EmilyThe Voices of Celiac Disease

“My family made treatment difficult at first. They scoffed and didn’t care about what I could and couldn’t eat. My aunt claimed that it was a Jewish person disease and since there weren’t any Jewish people on their side then it couldn’t be from them. It does make me sad that gluten-free is considered a fad diet and is not taken seriously by many people.”

A close-up of a military uniform, including a badge of the American flag

Describe your life prior to diagnosis:
I was pretty healthy in general and served in the US Army. I did have a dislike for many wheat-based foods like bread, pizza, and donuts (which got more intense as I got older), but it never really made me sick. No one in my family understood my distaste.
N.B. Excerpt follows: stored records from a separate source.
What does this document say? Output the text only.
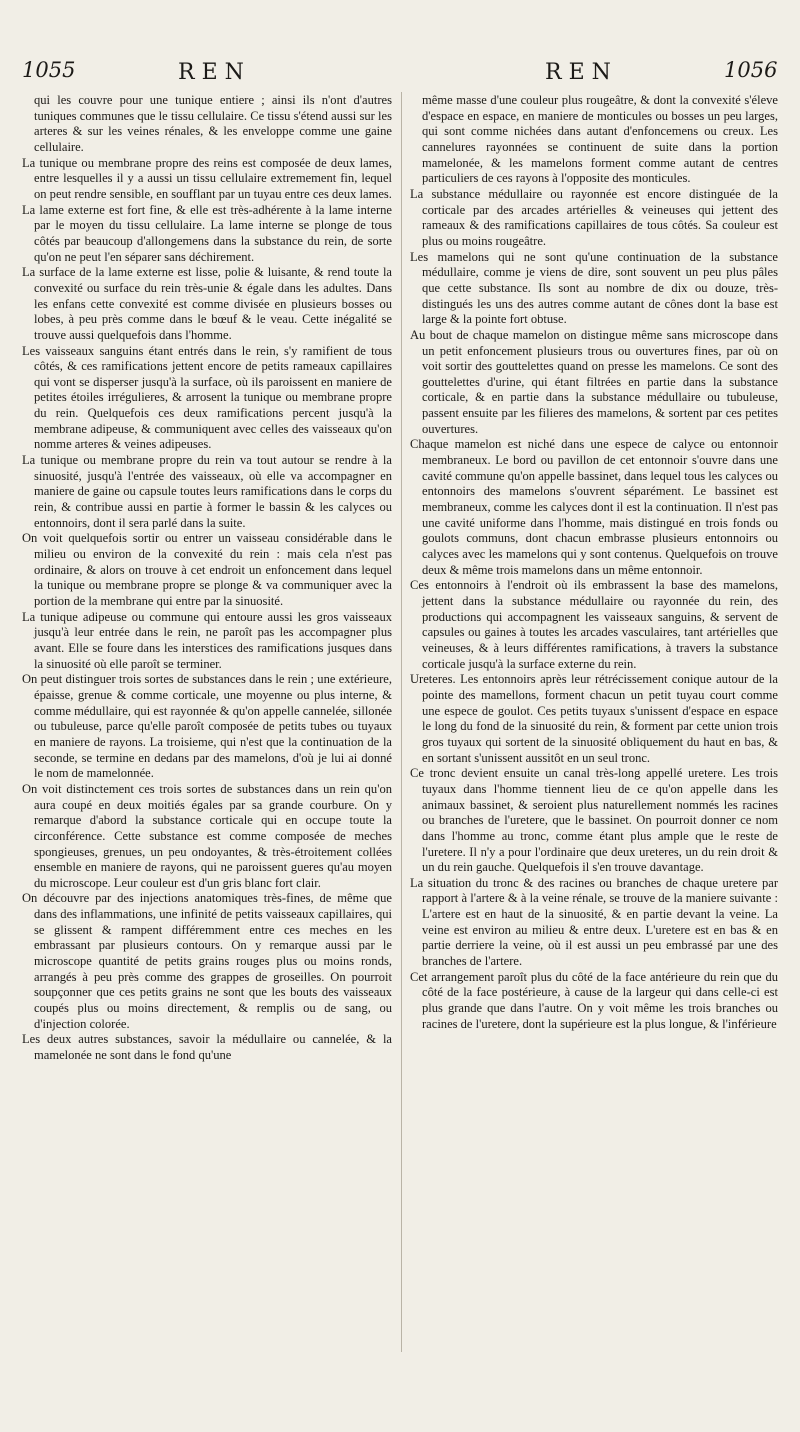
1055	REN	REN	1056

qui les couvre pour une tunique entiere ; ainsi ils n'ont d'autres tuniques communes que le tissu cellulaire. Ce tissu s'étend aussi sur les arteres & sur les veines rénales, & les enveloppe comme une gaine cellulaire.

La tunique ou membrane propre des reins est composée de deux lames, entre lesquelles il y a aussi un tissu cellulaire extremement fin, lequel on peut rendre sensible, en soufflant par un tuyau entre ces deux lames.

La lame externe est fort fine, & elle est très-adhérente à la lame interne par le moyen du tissu cellulaire. La lame interne se plonge de tous côtés par beaucoup d'allongemens dans la substance du rein, de sorte qu'on ne peut l'en séparer sans déchirement.

La surface de la lame externe est lisse, polie & luisante, & rend toute la convexité ou surface du rein très-unie & égale dans les adultes. Dans les enfans cette convexité est comme divisée en plusieurs bosses ou lobes, à peu près comme dans le bœuf & le veau. Cette inégalité se trouve aussi quelquefois dans l'homme.

Les vaisseaux sanguins étant entrés dans le rein, s'y ramifient de tous côtés, & ces ramifications jettent encore de petits rameaux capillaires qui vont se disperser jusqu'à la surface, où ils paroissent en maniere de petites étoiles irrégulieres, & arrosent la tunique ou membrane propre du rein. Quelquefois ces deux ramifications percent jusqu'à la membrane adipeuse, & communiquent avec celles des vaisseaux qu'on nomme arteres & veines adipeuses.

La tunique ou membrane propre du rein va tout autour se rendre à la sinuosité, jusqu'à l'entrée des vaisseaux, où elle va accompagner en maniere de gaine ou capsule toutes leurs ramifications dans le corps du rein, & contribue aussi en partie à former le bassin & les calyces ou entonnoirs, dont il sera parlé dans la suite.

On voit quelquefois sortir ou entrer un vaisseau considérable dans le milieu ou environ de la convexité du rein : mais cela n'est pas ordinaire, & alors on trouve à cet endroit un enfoncement dans lequel la tunique ou membrane propre se plonge & va communiquer avec la portion de la membrane qui entre par la sinuosité.

La tunique adipeuse ou commune qui entoure aussi les gros vaisseaux jusqu'à leur entrée dans le rein, ne paroît pas les accompagner plus avant. Elle se foure dans les interstices des ramifications jusques dans la sinuosité où elle paroît se terminer.

On peut distinguer trois sortes de substances dans le rein ; une extérieure, épaisse, grenue & comme corticale, une moyenne ou plus interne, & comme médullaire, qui est rayonnée & qu'on appelle cannelée, sillonée ou tubuleuse, parce qu'elle paroît composée de petits tubes ou tuyaux en maniere de rayons. La troisieme, qui n'est que la continuation de la seconde, se termine en dedans par des mamelons, d'où je lui ai donné le nom de mamelonnée.

On voit distinctement ces trois sortes de substances dans un rein qu'on aura coupé en deux moitiés égales par sa grande courbure. On y remarque d'abord la substance corticale qui en occupe toute la circonférence. Cette substance est comme composée de meches spongieuses, grenues, un peu ondoyantes, & très-étroitement collées ensemble en maniere de rayons, qui ne paroissent gueres qu'au moyen du microscope. Leur couleur est d'un gris blanc fort clair.

On découvre par des injections anatomiques très-fines, de même que dans des inflammations, une infinité de petits vaisseaux capillaires, qui se glissent & rampent différemment entre ces meches en les embrassant par plusieurs contours. On y remarque aussi par le microscope quantité de petits grains rouges plus ou moins ronds, arrangés à peu près comme des grappes de groseilles. On pourroit soupçonner que ces petits grains ne sont que les bouts des vaisseaux coupés plus ou moins directement, & remplis ou de sang, ou d'injection colorée.

Les deux autres substances, savoir la médullaire ou cannelée, & la mamelonée ne sont dans le fond qu'une

même masse d'une couleur plus rougeâtre, & dont la convexité s'éleve d'espace en espace, en maniere de monticules ou bosses un peu larges, qui sont comme nichées dans autant d'enfoncemens ou creux. Les cannelures rayonnées se continuent de suite dans la portion mamelonée, & les mamelons forment comme autant de centres particuliers de ces rayons à l'opposite des monticules.

La substance médullaire ou rayonnée est encore distinguée de la corticale par des arcades artérielles & veineuses qui jettent des rameaux & des ramifications capillaires de tous côtés. Sa couleur est plus ou moins rougeâtre.

Les mamelons qui ne sont qu'une continuation de la substance médullaire, comme je viens de dire, sont souvent un peu plus pâles que cette substance. Ils sont au nombre de dix ou douze, très-distingués les uns des autres comme autant de cônes dont la base est large & la pointe fort obtuse.

Au bout de chaque mamelon on distingue même sans microscope dans un petit enfoncement plusieurs trous ou ouvertures fines, par où on voit sortir des gouttelettes quand on presse les mamelons. Ce sont des gouttelettes d'urine, qui étant filtrées en partie dans la substance corticale, & en partie dans la substance médullaire ou tubuleuse, passent ensuite par les filieres des mamelons, & sortent par ces petites ouvertures.

Chaque mamelon est niché dans une espece de calyce ou entonnoir membraneux. Le bord ou pavillon de cet entonnoir s'ouvre dans une cavité commune qu'on appelle bassinet, dans lequel tous les calyces ou entonnoirs des mamelons s'ouvrent séparément. Le bassinet est membraneux, comme les calyces dont il est la continuation. Il n'est pas une cavité uniforme dans l'homme, mais distingué en trois fonds ou goulots communs, dont chacun embrasse plusieurs entonnoirs ou calyces avec les mamelons qui y sont contenus. Quelquefois on trouve deux & même trois mamelons dans un même entonnoir.

Ces entonnoirs à l'endroit où ils embrassent la base des mamelons, jettent dans la substance médullaire ou rayonnée du rein, des productions qui accompagnent les vaisseaux sanguins, & servent de capsules ou gaines à toutes les arcades vasculaires, tant artérielles que veineuses, & à leurs différentes ramifications, à travers la substance corticale jusqu'à la surface externe du rein.

Ureteres. Les entonnoirs après leur rétrécissement conique autour de la pointe des mamellons, forment chacun un petit tuyau court comme une espece de goulot. Ces petits tuyaux s'unissent d'espace en espace le long du fond de la sinuosité du rein, & forment par cette union trois gros tuyaux qui sortent de la sinuosité obliquement du haut en bas, & en sortant s'unissent aussitôt en un seul tronc.

Ce tronc devient ensuite un canal très-long appellé uretere. Les trois tuyaux dans l'homme tiennent lieu de ce qu'on appelle dans les animaux bassinet, & seroient plus naturellement nommés les racines ou branches de l'uretere, que le bassinet. On pourroit donner ce nom dans l'homme au tronc, comme étant plus ample que le reste de l'uretere. Il n'y a pour l'ordinaire que deux ureteres, un du rein droit & un du rein gauche. Quelquefois il s'en trouve davantage.

La situation du tronc & des racines ou branches de chaque uretere par rapport à l'artere & à la veine rénale, se trouve de la maniere suivante : L'artere est en haut de la sinuosité, & en partie devant la veine. La veine est environ au milieu & entre deux. L'uretere est en bas & en partie derriere la veine, où il est aussi un peu embrassé par une des branches de l'artere.

Cet arrangement paroît plus du côté de la face antérieure du rein que du côté de la face postérieure, à cause de la largeur qui dans celle-ci est plus grande que dans l'autre. On y voit même les trois branches ou racines de l'uretere, dont la supérieure est la plus longue, & l'inférieure
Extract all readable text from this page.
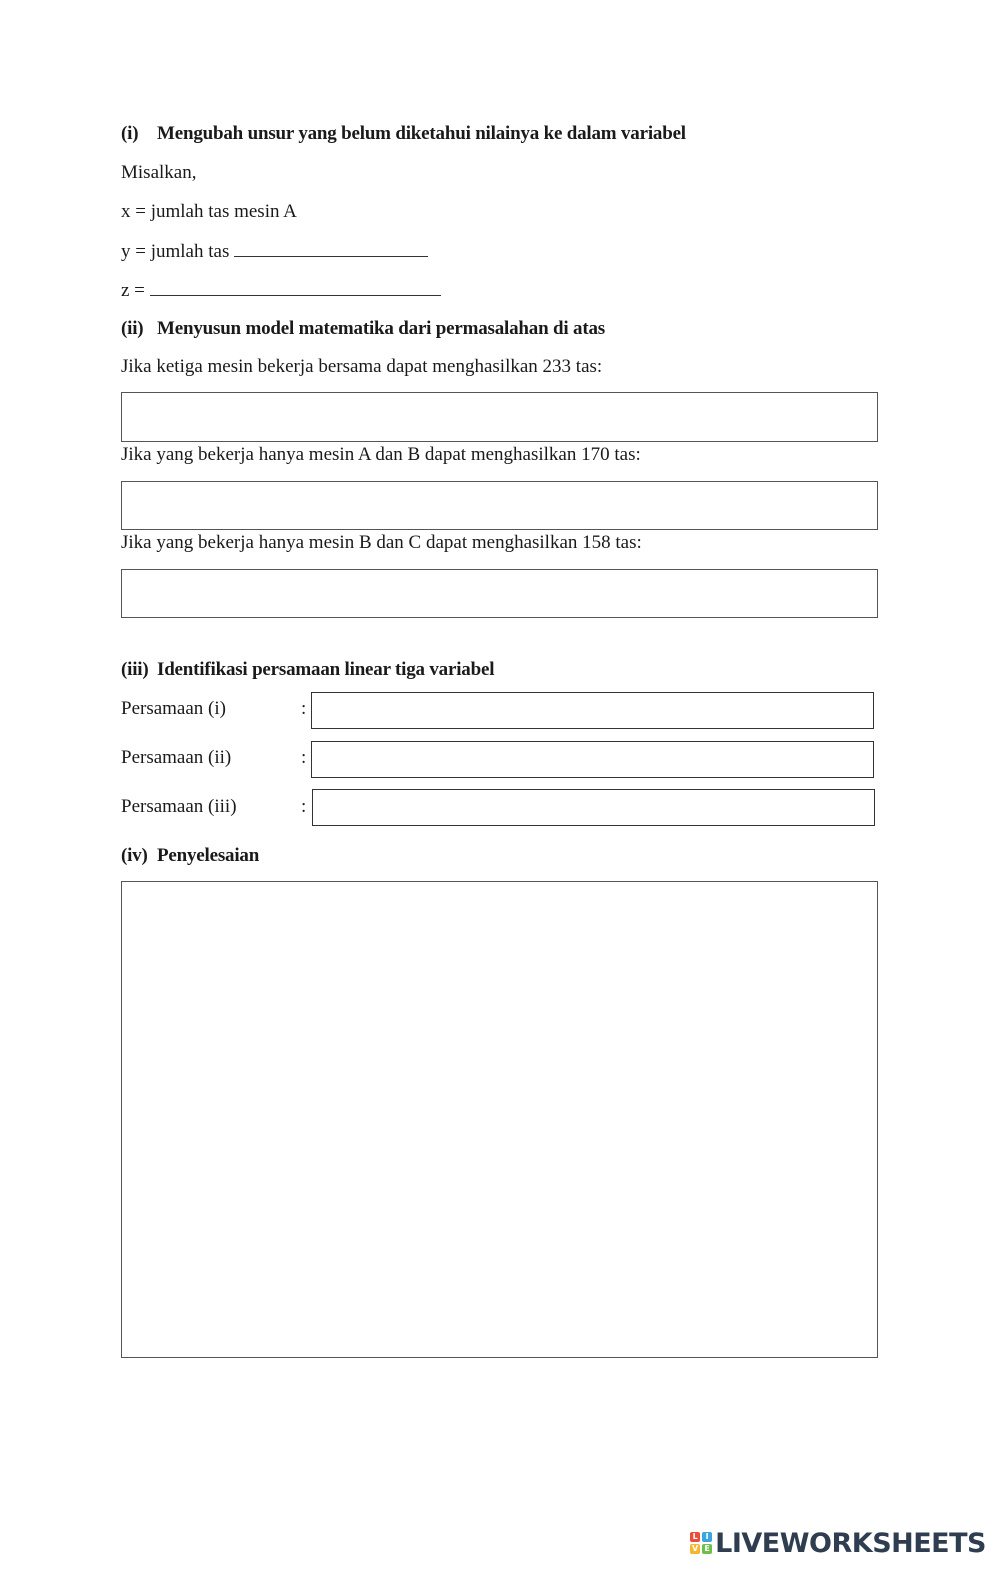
(i) Mengubah unsur yang belum diketahui nilainya ke dalam variabel
Misalkan,
x = jumlah tas mesin A
y = jumlah tas
z =
(ii) Menyusun model matematika dari permasalahan di atas
Jika ketiga mesin bekerja bersama dapat menghasilkan 233 tas:
Jika yang bekerja hanya mesin A dan B dapat menghasilkan 170 tas:
Jika yang bekerja hanya mesin B dan C dapat menghasilkan 158 tas:
(iii) Identifikasi persamaan linear tiga variabel
Persamaan (i)	:
Persamaan (ii)	:
Persamaan (iii)	:
(iv) Penyelesaian
L I
V E LIVEWORKSHEETS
How did you come to know that you have celiac disease?
After giving birth and attempting college again, I started to get very sick every time I ate. It felt like food poisoning but without physically being able to vomit. I spent so much time on the toilet, sleeping in the bathroom, feverish and weak with my throat constantly swollen. I lost about 40 pounds over the course of a year, had to drop out of school, and spent what little energy I had taking care of my baby. No one knew what was going on.

Then I went to a rheumatologist for a completely unrelated issue. She asked me a lot of questions, including about my stool and bathroom habits. When I mentioned my father had other (non-celiac) bathroom issues, she decided to run a few tests, which revealed the genetic markers for celiac as well as malnourishment. It didn’t take long after that to see a GI specialist and get a celiac disease diagnosis. I appreciate them very much for taking it so seriously and acting as quickly as they could. 

How long did it take for you to get diagnosed since your first symptoms and what (if any) challenges did you face along the way?
It took over a year to get diagnosed. My family didn’t believe that I could have any issue and thought I was being dramatic. No one had heard of celiac disease, not even me. I didn’t know what was safe for me to eat.


Describe your experience with living with celiac disease:
My family made it difficult at first. They scoffed and didn’t care about what I could and couldn’t eat. My aunt claimed that it was a Jewish person disease and since there weren’t any Jewish people on their side then it couldn’t be from them. My mother would make plans to eat out without checking if I could eat anything. I have had to sit at restaurants and watch my family eat while I had nothing. They couldn’t understand why I couldn’t just order a salad or pick the croutons off. I have had waitstaff and restaurant managers who didn’t even know what gluten is. Many times I’ve been asked if celiac disease was actually serious. As a result I’ve become much more careful about food in general and have often explained why I can’t just assume something is gluten-free or celiac safe.

Fortunately, my family has become more accepting of my condition (though my mother still does not understand why cross-contamination is bad or why I cant just “break my fast” and have the slice of pie with wheat crust), but I still take a risk every time I go to eat with my family. I can’t trust that they wouldn’t just decide to contaminate my food. It does make me sad that gluten-free is considered a fad diet and is not taken seriously by many people.


Is there anything else you’d like to add to your story?
I have met many people in college who know about celiac and are accepting, sympathetic and accommodating. Many of my friends understand my condition and take it seriously and, according to them, they are some delicious gluten-free cookies, brownies and pizza that are better than the gluten varieties. I appreciate them very much. At the same time, I worry for the future of my child, whom I might have unknowingly passed this condition on to.